Enumerating all Portal API Calls that Consume Something Reconciled

The idea behind this is that some API calls take in a reconciled task.
For example, when realizing something, the model needs to be compiled, and model compilation is done via reconciler.

So, everything that takes in a reconciled task needs to be updated to check the status beforehand, to check if it’s in progress or doesn’t exist or something along those lines, so appropriate errors can be returned.

Adding Goals/Status API Calls to All Reconciled Portal Objects

Originally, the plan was to add status tracking for all API calls.
After reviewing the API, this does not make sense, because not all API calls involve a reconciled object, so those are actually already done synchronously.
In addition, some API calls are just API calls providing a variety of ways to operate on a portal object.
For example, the various Portal User modification API Calls.

The most natural way then, is to add Goals/Status Checking for all reconciled portal objects.
This is basically every tab on the webgui:

  • Users
  • Organizations
  • Projects
  • Experiments
  • Realizations
  • Materializations
  • XDCs
  • Models

In this model, it makes more sense to enumerate every task that needs to be complete before the high level object is considered “usable.”

Note that what is considered “usable” depends on the state of the object to begin with.
A non-activated user will have a different status tree than an activated user.
Similarly, an attached XDC will have a different status tree than a detached XDC.

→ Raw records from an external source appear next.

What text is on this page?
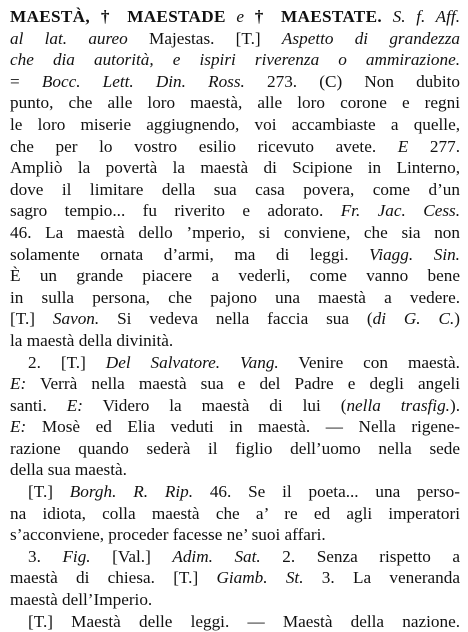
MAESTÀ, † MAESTADE e † MAESTATE. S. f. Aff.
al lat. aureo Majestas. [T.] Aspetto di grandezza
che dia autorità, e ispiri riverenza o ammirazione.
= Bocc. Lett. Din. Ross. 273. (C) Non dubito
punto, che alle loro maestà, alle loro corone e regni
le loro miserie aggiugnendo, voi accambiaste a quelle,
che per lo vostro esilio ricevuto avete. E 277.
Ampliò la povertà la maestà di Scipione in Linterno,
dove il limitare della sua casa povera, come d’un
sagro tempio... fu riverito e adorato. Fr. Jac. Cess.
46. La maestà dello ’mperio, si conviene, che sia non
solamente ornata d’armi, ma di leggi. Viagg. Sin.
È un grande piacere a vederli, come vanno bene
in sulla persona, che pajono una maestà a vedere.
[T.] Savon. Si vedeva nella faccia sua (di G. C.)
la maestà della divinità.
2. [T.] Del Salvatore. Vang. Venire con maestà.
E: Verrà nella maestà sua e del Padre e degli angeli
santi. E: Videro la maestà di lui (nella trasfig.).
E: Mosè ed Elia veduti in maestà. — Nella rigene-
razione quando sederà il figlio dell’uomo nella sede
della sua maestà.
[T.] Borgh. R. Rip. 46. Se il poeta... una perso-
na idiota, colla maestà che a’ re ed agli imperatori
s’acconviene, proceder facesse ne’ suoi affari.
3. Fig. [Val.] Adim. Sat. 2. Senza rispetto a
maestà di chiesa. [T.] Giamb. St. 3. La veneranda
maestà dell’Imperio.
[T.] Maestà delle leggi. — Maestà della nazione.
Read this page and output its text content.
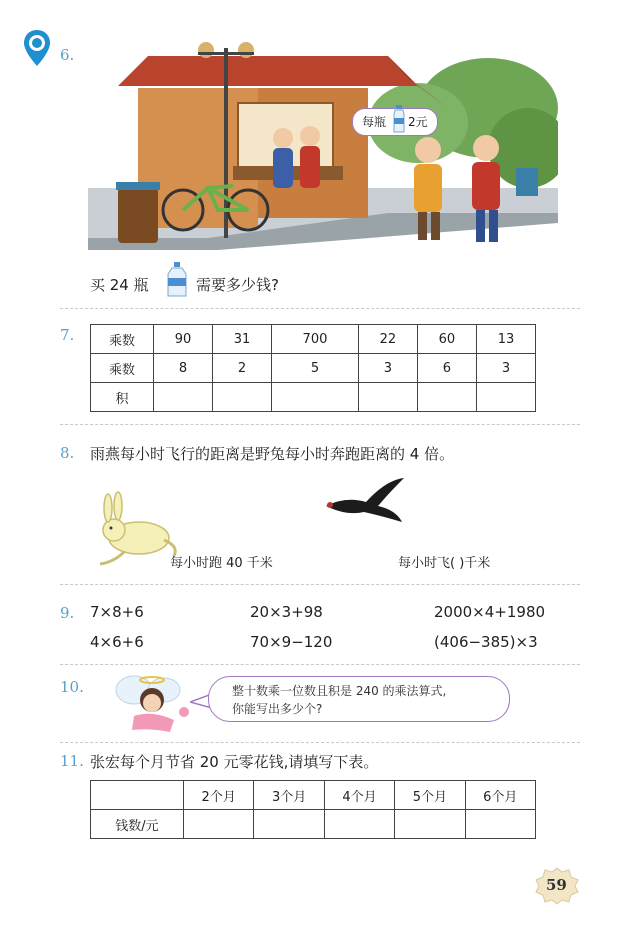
6.
每瓶 2元
买 24 瓶	需要多少钱?
7.	乘数	90	31	700	22	60	13
乘数	8	2	5	3	6	3
积						
8. 雨燕每小时飞行的距离是野兔每小时奔跑距离的 4 倍。
每小时跑 40 千米	每小时飞( )千米
9. 7×8+6	20×3+98	2000×4+1980
4×6+6	70×9−120	(406−385)×3
10.	整十数乘一位数且积是 240 的乘法算式,
你能写出多少个?
11. 张宏每个月节省 20 元零花钱,请填写下表。
	2个月	3个月	4个月	5个月	6个月
钱数/元					
59
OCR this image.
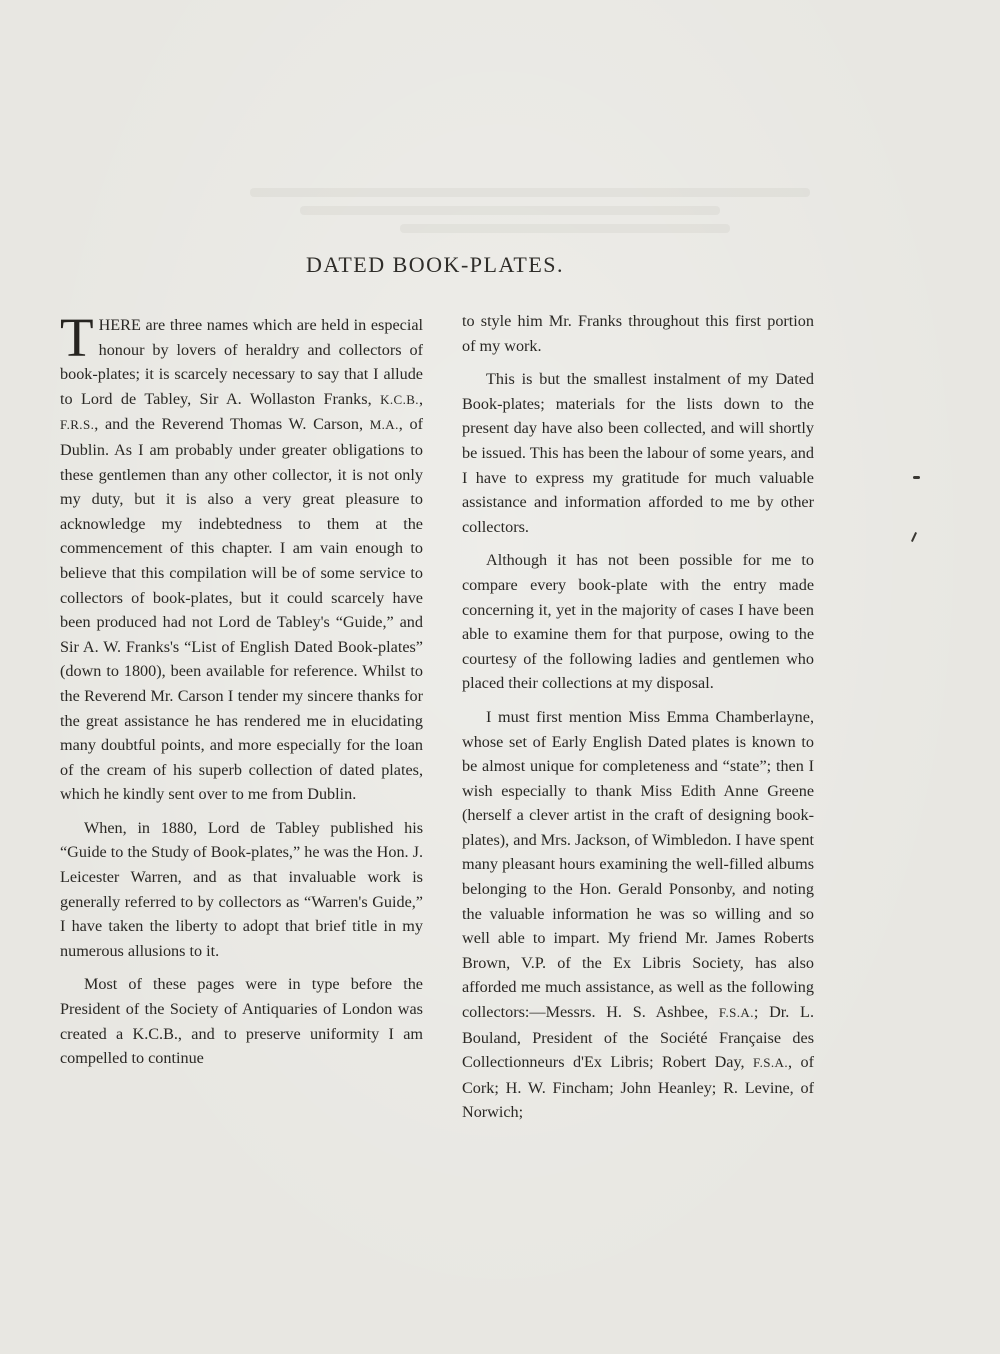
DATED BOOK-PLATES.

THERE are three names which are held in especial honour by lovers of heraldry and collectors of book-plates; it is scarcely necessary to say that I allude to Lord de Tabley, Sir A. Wollaston Franks, K.C.B., F.R.S., and the Reverend Thomas W. Carson, M.A., of Dublin. As I am probably under greater obligations to these gentlemen than any other collector, it is not only my duty, but it is also a very great pleasure to acknowledge my indebtedness to them at the commencement of this chapter. I am vain enough to believe that this compilation will be of some service to collectors of book-plates, but it could scarcely have been produced had not Lord de Tabley's “Guide,” and Sir A. W. Franks's “List of English Dated Book-plates” (down to 1800), been available for reference. Whilst to the Reverend Mr. Carson I tender my sincere thanks for the great assistance he has rendered me in elucidating many doubtful points, and more especially for the loan of the cream of his superb collection of dated plates, which he kindly sent over to me from Dublin.

When, in 1880, Lord de Tabley published his “Guide to the Study of Book-plates,” he was the Hon. J. Leicester Warren, and as that invaluable work is generally referred to by collectors as “Warren's Guide,” I have taken the liberty to adopt that brief title in my numerous allusions to it.

Most of these pages were in type before the President of the Society of Antiquaries of London was created a K.C.B., and to preserve uniformity I am compelled to continue

to style him Mr. Franks throughout this first portion of my work.

This is but the smallest instalment of my Dated Book-plates; materials for the lists down to the present day have also been collected, and will shortly be issued. This has been the labour of some years, and I have to express my gratitude for much valuable assistance and information afforded to me by other collectors.

Although it has not been possible for me to compare every book-plate with the entry made concerning it, yet in the majority of cases I have been able to examine them for that purpose, owing to the courtesy of the following ladies and gentlemen who placed their collections at my disposal.

I must first mention Miss Emma Chamberlayne, whose set of Early English Dated plates is known to be almost unique for completeness and “state”; then I wish especially to thank Miss Edith Anne Greene (herself a clever artist in the craft of designing book-plates), and Mrs. Jackson, of Wimbledon. I have spent many pleasant hours examining the well-filled albums belonging to the Hon. Gerald Ponsonby, and noting the valuable information he was so willing and so well able to impart. My friend Mr. James Roberts Brown, V.P. of the Ex Libris Society, has also afforded me much assistance, as well as the following collectors:—Messrs. H. S. Ashbee, F.S.A.; Dr. L. Bouland, President of the Société Française des Collectionneurs d'Ex Libris; Robert Day, F.S.A., of Cork; H. W. Fincham; John Heanley; R. Levine, of Norwich;
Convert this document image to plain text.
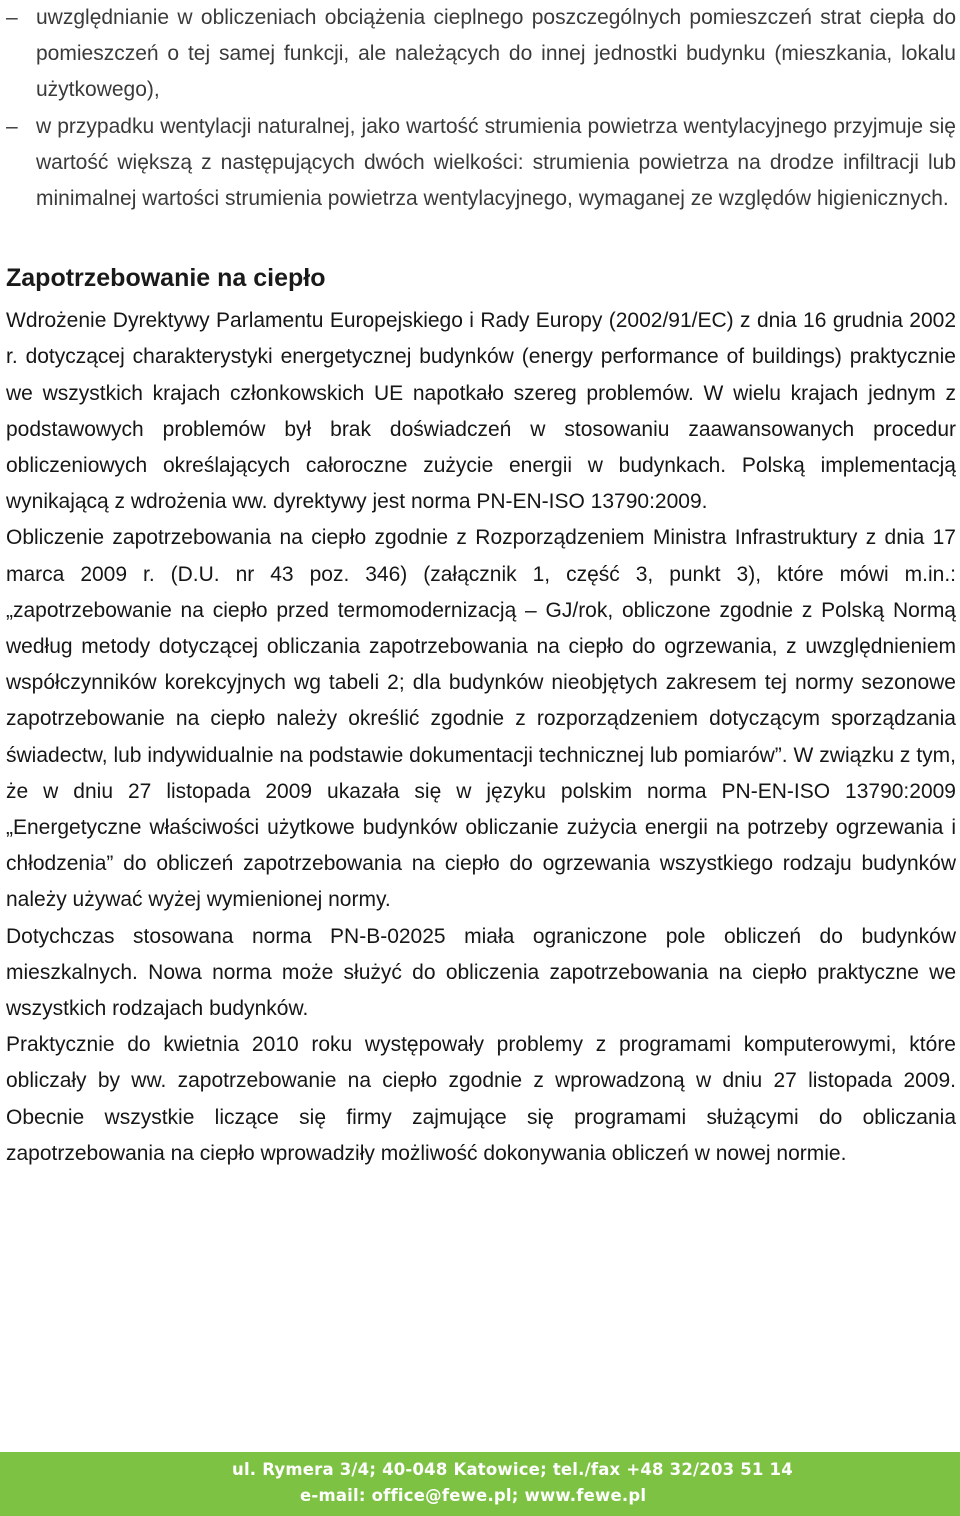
– uwzględnianie w obliczeniach obciążenia cieplnego poszczególnych pomieszczeń strat ciepła do pomieszczeń o tej samej funkcji, ale należących do innej jednostki budynku (mieszkania, lokalu użytkowego),
– w przypadku wentylacji naturalnej, jako wartość strumienia powietrza wentylacyjnego przyjmuje się wartość większą z następujących dwóch wielkości: strumienia powietrza na drodze infiltracji lub minimalnej wartości strumienia powietrza wentylacyjnego, wymaganej ze względów higienicznych.
Zapotrzebowanie na ciepło

Wdrożenie Dyrektywy Parlamentu Europejskiego i Rady Europy (2002/91/EC) z dnia 16 grudnia 2002 r. dotyczącej charakterystyki energetycznej budynków (energy performance of buildings) praktycznie we wszystkich krajach członkowskich UE napotkało szereg problemów. W wielu krajach jednym z podstawowych problemów był brak doświadczeń w stosowaniu zaawansowanych procedur obliczeniowych określających całoroczne zużycie energii w budynkach. Polską implementacją wynikającą z wdrożenia ww. dyrektywy jest norma PN-EN-ISO 13790:2009.

Obliczenie zapotrzebowania na ciepło zgodnie z Rozporządzeniem Ministra Infrastruktury z dnia 17 marca 2009 r. (D.U. nr 43 poz. 346) (załącznik 1, część 3, punkt 3), które mówi m.in.: „zapotrzebowanie na ciepło przed termomodernizacją – GJ/rok, obliczone zgodnie z Polską Normą według metody dotyczącej obliczania zapotrzebowania na ciepło do ogrzewania, z uwzględnieniem współczynników korekcyjnych wg tabeli 2; dla budynków nieobjętych zakresem tej normy sezonowe zapotrzebowanie na ciepło należy określić zgodnie z rozporządzeniem dotyczącym sporządzania świadectw, lub indywidualnie na podstawie dokumentacji technicznej lub pomiarów”. W związku z tym, że w dniu 27 listopada 2009 ukazała się w języku polskim norma PN-EN-ISO 13790:2009 „Energetyczne właściwości użytkowe budynków obliczanie zużycia energii na potrzeby ogrzewania i chłodzenia” do obliczeń zapotrzebowania na ciepło do ogrzewania wszystkiego rodzaju budynków należy używać wyżej wymienionej normy.

Dotychczas stosowana norma PN-B-02025 miała ograniczone pole obliczeń do budynków mieszkalnych. Nowa norma może służyć do obliczenia zapotrzebowania na ciepło praktyczne we wszystkich rodzajach budynków.

Praktycznie do kwietnia 2010 roku występowały problemy z programami komputerowymi, które obliczały by ww. zapotrzebowanie na ciepło zgodnie z wprowadzoną w dniu 27 listopada 2009. Obecnie wszystkie liczące się firmy zajmujące się programami służącymi do obliczania zapotrzebowania na ciepło wprowadziły możliwość dokonywania obliczeń w nowej normie.

ul. Rymera 3/4; 40-048 Katowice; tel./fax +48 32/203 51 14
e-mail: office@fewe.pl; www.fewe.pl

Special consideration should be given to XDC “completion” as a number of tasks that need to be done for that are not handled through reconcilers, but by watching kubernetes update the status of a pod.

Note that creation/deletion status are different.
For the initial version, deletion status will be punted.

Also, during this process, reconcilers will have to be checked if they actually “semantically conformant,” to prevent what would be effectively, bugs in the statuses.

Adding Client Side Synchronous Operations

Assuming that we have goals/status checking for all reconciled portal objects and the reconcile package ability to wait until completion, then it should be pretty easy to add client-side checking of the status to most operations, to make the CLI synchronous by default.

I think the webgui can remain asynchronous?

Facility Side Goals Updating

Eventually, the facility side will also need to be updated.
The major enhancement here is the addition of foundry status to the task tree, which is sitting around and should be merged.

To prevent funny things with wireguard attachment and dematerialization, wireguard attachment should probably take the materialization lock. Mtz/Demat currently take the lock, so adding to wireguard should prevent most of the weird race conditions involving that.